Only a failed and desperate theory (cultural, social, theological, or scientific) will feel the necessity to deny the existence of the facts it cannot explain. The facts of science, consciousness, free will, paranormal events, and the human spirit are left lying about everywhere; open your eyes, explore them for yourself; they are not secrets, nor are they difficult to find once your mind is opened to the possibilities.
Let’s make a quick connection between free will and psi phenomena. Both are part of our reality because they are natural attributes of consciousness.
At the experiential level, imagine psi phenomena as a brightly colored flower enticing those who have some potential to profitably understand it, and as a prickly, scary, or ridiculous weed to most others. Anyone can experience psi phenomena or psi effects. Many can wield a shadow of its power but only those who understand it deeply can effectively use it as a springboard to significantly reduce their personal entropy and the entropy of the system of which they are a part.
Let’s get more specific by defining “psi effect” as an acausal (outside PMR causality) phenomenon that is attributable to the operations of consciousness. From this more technical definition, let’s explore a few semantic twists and turns. One could argue that free will is a psi effect because free will and psi effects are fundamental, interdependent attributes of consciousness. Similarly, describing or defining consciousness simply as “psi” can be supported from a general conceptual perspective. A free will effect is a psi effect is a consciousness effect
Consciousness is the energy system from which our reality is created. For us, consciousness is the root of all reality. What we call psi effects and free will are direct expressions of the fundamental attributes of that consciousness system and of how that system operates and evolves.

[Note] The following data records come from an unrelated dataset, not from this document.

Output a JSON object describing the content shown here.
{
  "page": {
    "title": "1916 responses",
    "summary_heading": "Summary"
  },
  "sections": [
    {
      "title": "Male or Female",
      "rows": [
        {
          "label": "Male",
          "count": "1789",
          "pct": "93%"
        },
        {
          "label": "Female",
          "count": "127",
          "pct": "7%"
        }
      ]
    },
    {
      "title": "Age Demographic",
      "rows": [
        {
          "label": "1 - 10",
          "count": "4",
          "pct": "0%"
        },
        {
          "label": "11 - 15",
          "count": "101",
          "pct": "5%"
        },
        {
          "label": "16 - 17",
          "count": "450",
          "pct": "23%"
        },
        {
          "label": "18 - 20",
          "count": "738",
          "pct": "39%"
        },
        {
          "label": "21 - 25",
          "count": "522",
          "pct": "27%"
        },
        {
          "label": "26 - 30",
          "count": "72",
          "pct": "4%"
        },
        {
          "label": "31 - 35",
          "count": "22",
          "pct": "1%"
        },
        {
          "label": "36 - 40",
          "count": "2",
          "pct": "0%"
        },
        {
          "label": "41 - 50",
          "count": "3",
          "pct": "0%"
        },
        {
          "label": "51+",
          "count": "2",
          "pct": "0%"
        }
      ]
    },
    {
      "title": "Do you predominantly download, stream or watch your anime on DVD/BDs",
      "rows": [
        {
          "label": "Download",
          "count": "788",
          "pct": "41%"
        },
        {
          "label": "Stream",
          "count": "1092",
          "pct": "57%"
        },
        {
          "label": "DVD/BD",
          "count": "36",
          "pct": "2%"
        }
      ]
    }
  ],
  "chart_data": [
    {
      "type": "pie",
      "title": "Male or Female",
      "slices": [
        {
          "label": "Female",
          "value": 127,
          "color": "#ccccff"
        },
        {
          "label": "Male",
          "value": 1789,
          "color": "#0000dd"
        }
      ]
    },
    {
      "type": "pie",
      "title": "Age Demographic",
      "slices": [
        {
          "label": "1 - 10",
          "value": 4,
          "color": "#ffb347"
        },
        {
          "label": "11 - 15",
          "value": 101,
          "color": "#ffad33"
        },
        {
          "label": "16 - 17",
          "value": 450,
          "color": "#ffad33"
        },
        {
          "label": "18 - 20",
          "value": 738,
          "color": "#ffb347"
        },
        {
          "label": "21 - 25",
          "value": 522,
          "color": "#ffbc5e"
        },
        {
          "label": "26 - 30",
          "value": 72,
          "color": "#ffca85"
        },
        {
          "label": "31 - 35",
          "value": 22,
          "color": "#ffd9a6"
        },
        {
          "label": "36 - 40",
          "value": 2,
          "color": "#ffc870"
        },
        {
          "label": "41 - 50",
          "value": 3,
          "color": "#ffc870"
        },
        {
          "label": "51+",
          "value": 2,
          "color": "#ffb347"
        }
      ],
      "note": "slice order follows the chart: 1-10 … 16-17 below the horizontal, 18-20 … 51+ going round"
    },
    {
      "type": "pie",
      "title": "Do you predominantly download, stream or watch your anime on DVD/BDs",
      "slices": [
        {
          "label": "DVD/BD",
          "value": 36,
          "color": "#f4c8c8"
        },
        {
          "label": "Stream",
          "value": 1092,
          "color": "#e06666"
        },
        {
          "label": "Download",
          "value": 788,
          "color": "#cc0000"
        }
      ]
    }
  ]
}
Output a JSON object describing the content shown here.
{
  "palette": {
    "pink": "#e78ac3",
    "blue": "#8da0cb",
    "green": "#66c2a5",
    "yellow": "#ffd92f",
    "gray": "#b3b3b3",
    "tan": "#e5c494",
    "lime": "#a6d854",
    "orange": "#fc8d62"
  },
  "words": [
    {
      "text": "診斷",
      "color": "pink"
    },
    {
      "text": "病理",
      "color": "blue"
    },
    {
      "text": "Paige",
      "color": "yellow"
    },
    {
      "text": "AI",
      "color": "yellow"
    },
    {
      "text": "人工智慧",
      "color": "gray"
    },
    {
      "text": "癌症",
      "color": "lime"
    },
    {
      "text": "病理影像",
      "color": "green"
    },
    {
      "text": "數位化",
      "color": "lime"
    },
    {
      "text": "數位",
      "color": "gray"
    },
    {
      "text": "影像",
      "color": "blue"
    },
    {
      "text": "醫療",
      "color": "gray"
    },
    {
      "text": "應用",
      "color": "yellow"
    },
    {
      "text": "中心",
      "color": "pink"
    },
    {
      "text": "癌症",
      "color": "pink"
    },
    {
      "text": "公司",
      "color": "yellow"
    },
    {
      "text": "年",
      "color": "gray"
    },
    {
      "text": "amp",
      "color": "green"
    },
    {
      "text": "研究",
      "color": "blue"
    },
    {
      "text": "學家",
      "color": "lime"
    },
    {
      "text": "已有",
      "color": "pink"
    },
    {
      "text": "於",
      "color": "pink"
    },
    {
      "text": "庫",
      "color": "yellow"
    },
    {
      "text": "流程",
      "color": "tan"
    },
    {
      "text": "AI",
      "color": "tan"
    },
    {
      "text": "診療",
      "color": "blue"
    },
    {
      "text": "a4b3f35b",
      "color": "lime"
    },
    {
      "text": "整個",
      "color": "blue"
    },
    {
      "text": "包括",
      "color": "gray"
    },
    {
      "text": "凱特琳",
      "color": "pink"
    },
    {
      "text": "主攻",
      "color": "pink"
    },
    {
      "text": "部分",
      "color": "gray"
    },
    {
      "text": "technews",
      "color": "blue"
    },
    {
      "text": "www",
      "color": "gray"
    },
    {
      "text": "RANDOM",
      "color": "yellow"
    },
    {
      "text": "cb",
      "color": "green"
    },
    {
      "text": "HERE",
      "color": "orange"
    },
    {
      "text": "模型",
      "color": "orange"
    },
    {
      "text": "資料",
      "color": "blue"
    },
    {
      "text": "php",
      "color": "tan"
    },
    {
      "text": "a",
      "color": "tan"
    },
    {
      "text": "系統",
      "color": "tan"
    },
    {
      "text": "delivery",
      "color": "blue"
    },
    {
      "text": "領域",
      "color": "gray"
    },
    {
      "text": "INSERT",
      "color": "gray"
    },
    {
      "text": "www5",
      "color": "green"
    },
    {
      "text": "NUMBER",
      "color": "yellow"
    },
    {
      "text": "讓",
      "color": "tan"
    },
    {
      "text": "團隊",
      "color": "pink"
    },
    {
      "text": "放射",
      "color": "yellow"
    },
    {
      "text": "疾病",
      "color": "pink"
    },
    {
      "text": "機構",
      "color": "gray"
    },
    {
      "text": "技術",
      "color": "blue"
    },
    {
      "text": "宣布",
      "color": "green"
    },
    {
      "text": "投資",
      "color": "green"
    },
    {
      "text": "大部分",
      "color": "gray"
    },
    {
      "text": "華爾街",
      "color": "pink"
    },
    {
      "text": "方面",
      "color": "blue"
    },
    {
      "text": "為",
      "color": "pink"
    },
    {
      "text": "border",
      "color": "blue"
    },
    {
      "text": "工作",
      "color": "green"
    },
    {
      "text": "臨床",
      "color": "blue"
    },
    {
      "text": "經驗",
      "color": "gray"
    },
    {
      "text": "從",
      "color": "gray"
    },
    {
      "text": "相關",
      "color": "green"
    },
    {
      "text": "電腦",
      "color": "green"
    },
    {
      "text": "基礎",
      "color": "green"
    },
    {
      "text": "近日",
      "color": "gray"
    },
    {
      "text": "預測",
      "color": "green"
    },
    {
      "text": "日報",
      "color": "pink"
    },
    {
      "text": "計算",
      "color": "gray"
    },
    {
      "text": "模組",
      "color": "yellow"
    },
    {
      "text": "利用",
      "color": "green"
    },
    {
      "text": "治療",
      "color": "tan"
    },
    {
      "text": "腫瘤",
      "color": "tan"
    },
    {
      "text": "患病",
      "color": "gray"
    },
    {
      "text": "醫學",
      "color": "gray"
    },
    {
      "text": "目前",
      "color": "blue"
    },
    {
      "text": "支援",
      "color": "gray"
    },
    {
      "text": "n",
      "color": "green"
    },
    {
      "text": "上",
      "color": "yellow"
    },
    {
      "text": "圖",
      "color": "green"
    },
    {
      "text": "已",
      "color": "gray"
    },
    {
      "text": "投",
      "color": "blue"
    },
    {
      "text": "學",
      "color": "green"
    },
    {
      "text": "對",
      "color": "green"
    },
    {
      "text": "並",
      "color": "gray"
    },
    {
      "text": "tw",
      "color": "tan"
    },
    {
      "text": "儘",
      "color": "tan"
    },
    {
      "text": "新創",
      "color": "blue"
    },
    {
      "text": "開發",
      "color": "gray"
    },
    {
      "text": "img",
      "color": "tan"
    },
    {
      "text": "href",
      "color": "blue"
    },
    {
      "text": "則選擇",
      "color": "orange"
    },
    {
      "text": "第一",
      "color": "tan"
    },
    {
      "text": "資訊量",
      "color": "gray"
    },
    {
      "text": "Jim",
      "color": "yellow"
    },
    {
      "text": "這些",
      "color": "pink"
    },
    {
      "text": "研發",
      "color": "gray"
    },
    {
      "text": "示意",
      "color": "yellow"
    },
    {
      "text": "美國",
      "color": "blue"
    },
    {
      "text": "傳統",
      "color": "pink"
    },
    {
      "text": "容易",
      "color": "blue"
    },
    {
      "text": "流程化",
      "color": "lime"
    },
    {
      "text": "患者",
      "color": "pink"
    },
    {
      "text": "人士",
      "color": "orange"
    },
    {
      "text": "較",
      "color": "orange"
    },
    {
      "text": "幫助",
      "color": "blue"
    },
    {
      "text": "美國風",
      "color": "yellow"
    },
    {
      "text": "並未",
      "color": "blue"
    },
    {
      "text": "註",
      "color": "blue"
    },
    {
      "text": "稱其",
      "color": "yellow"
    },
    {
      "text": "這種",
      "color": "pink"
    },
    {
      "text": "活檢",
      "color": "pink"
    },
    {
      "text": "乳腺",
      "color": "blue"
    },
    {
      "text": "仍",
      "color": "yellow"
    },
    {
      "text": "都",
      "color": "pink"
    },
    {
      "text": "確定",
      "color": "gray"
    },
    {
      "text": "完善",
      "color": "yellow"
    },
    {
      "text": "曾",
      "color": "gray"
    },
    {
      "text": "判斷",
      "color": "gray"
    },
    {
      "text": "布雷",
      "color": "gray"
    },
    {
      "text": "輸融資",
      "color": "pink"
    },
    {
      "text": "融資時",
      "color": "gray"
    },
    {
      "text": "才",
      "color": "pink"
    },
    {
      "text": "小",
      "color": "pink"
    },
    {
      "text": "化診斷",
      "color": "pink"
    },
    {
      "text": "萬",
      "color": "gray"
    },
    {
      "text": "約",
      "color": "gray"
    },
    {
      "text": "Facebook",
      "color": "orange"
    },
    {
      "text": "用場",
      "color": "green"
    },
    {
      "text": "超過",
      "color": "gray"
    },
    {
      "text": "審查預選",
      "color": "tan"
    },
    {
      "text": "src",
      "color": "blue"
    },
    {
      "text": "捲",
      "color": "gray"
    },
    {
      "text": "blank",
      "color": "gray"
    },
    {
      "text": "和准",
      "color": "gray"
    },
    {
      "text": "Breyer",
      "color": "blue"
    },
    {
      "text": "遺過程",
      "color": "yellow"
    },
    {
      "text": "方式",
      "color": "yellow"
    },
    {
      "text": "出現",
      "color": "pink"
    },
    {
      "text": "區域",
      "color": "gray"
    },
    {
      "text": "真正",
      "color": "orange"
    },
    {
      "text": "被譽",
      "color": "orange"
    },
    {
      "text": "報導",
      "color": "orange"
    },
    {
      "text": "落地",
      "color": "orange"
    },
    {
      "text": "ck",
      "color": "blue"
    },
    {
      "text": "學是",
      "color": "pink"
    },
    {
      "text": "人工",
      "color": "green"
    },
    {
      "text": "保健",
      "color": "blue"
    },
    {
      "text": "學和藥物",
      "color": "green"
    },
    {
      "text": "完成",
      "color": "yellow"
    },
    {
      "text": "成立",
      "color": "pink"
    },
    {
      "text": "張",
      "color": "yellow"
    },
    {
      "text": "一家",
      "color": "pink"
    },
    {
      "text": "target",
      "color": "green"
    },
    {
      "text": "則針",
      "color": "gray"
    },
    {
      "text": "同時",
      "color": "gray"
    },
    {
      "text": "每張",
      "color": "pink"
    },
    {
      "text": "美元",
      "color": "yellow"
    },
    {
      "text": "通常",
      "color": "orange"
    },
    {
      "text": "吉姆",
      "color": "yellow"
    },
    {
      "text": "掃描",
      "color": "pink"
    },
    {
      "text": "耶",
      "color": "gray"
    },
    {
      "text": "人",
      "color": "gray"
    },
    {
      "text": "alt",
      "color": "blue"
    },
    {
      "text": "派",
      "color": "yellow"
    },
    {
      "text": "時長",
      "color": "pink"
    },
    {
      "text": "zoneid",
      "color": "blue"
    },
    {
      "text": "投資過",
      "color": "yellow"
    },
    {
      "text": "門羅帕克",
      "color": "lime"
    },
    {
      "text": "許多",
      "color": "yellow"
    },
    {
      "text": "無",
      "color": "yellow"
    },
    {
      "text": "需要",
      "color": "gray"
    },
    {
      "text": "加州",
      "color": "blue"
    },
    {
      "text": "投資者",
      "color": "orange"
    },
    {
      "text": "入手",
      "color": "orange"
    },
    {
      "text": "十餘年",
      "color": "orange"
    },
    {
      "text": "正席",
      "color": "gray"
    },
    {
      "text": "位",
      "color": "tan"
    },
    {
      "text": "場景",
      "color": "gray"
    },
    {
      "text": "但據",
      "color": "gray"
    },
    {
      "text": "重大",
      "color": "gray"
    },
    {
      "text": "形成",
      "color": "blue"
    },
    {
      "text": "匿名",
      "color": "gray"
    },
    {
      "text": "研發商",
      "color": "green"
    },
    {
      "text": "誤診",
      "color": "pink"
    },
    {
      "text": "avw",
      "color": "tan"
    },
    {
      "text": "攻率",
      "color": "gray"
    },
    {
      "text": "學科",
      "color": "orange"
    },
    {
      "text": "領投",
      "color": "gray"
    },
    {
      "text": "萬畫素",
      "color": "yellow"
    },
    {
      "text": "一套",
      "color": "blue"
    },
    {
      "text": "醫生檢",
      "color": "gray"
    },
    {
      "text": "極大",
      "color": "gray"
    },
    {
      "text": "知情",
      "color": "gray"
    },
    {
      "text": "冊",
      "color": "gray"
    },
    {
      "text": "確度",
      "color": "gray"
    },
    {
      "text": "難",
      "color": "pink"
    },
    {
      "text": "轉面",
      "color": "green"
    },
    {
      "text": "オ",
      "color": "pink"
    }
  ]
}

All is consciousness. Consciousness is all. Do not think of NPMR and PMR as separate places with fixed mental pathways between them: That is a sometimes convenient, but misleading concept. The psi uncertainty principle, as a part of the PMR rule-set, provides necessary structure to PMR by imposing limits. You cannot build a physical or nonphysical bridge between PMR and NPMR. The physical bridge cannot be solidly connected to NPMR, and the nonphysical bridge cannot be solidly connected to PMR. You are the bridge, which is why you cannot build one exterior to yourself. Consciousness is personal.
You are an individuated unit of consciousness hallucinating a physical reality (perceiving a virtual physical reality). As such, you can, within the limits of your quality and ability, experience and apply free will and psi effects because you are consciousness. However, you cannot make your hallucination (virtual physical reality) exceed the limits and function of its defining rule-set.
Because the experience of consciousness is essentially a personal one, the private message of My Big TOE is for you, dearest reader — yes, just for you. The real power to effect significant positive change lies not with governments or professions, nor with science and the technology it spawns. The real power behind meaningful progress and growth, at any level of aggregation or organization, is the quality of the individual consciousnesses driving the action. Raising that quality can be accomplished only by the self-directed personal evolution of each individual. Clearly, the private message of My Big TOE is offered up for your personal use and benefit. Its potential value lies not in the words, nor in the ideas, presented. The potential of its value is the possibility of positively influencing the potential of your value — a potential that is profound and beyond estimation.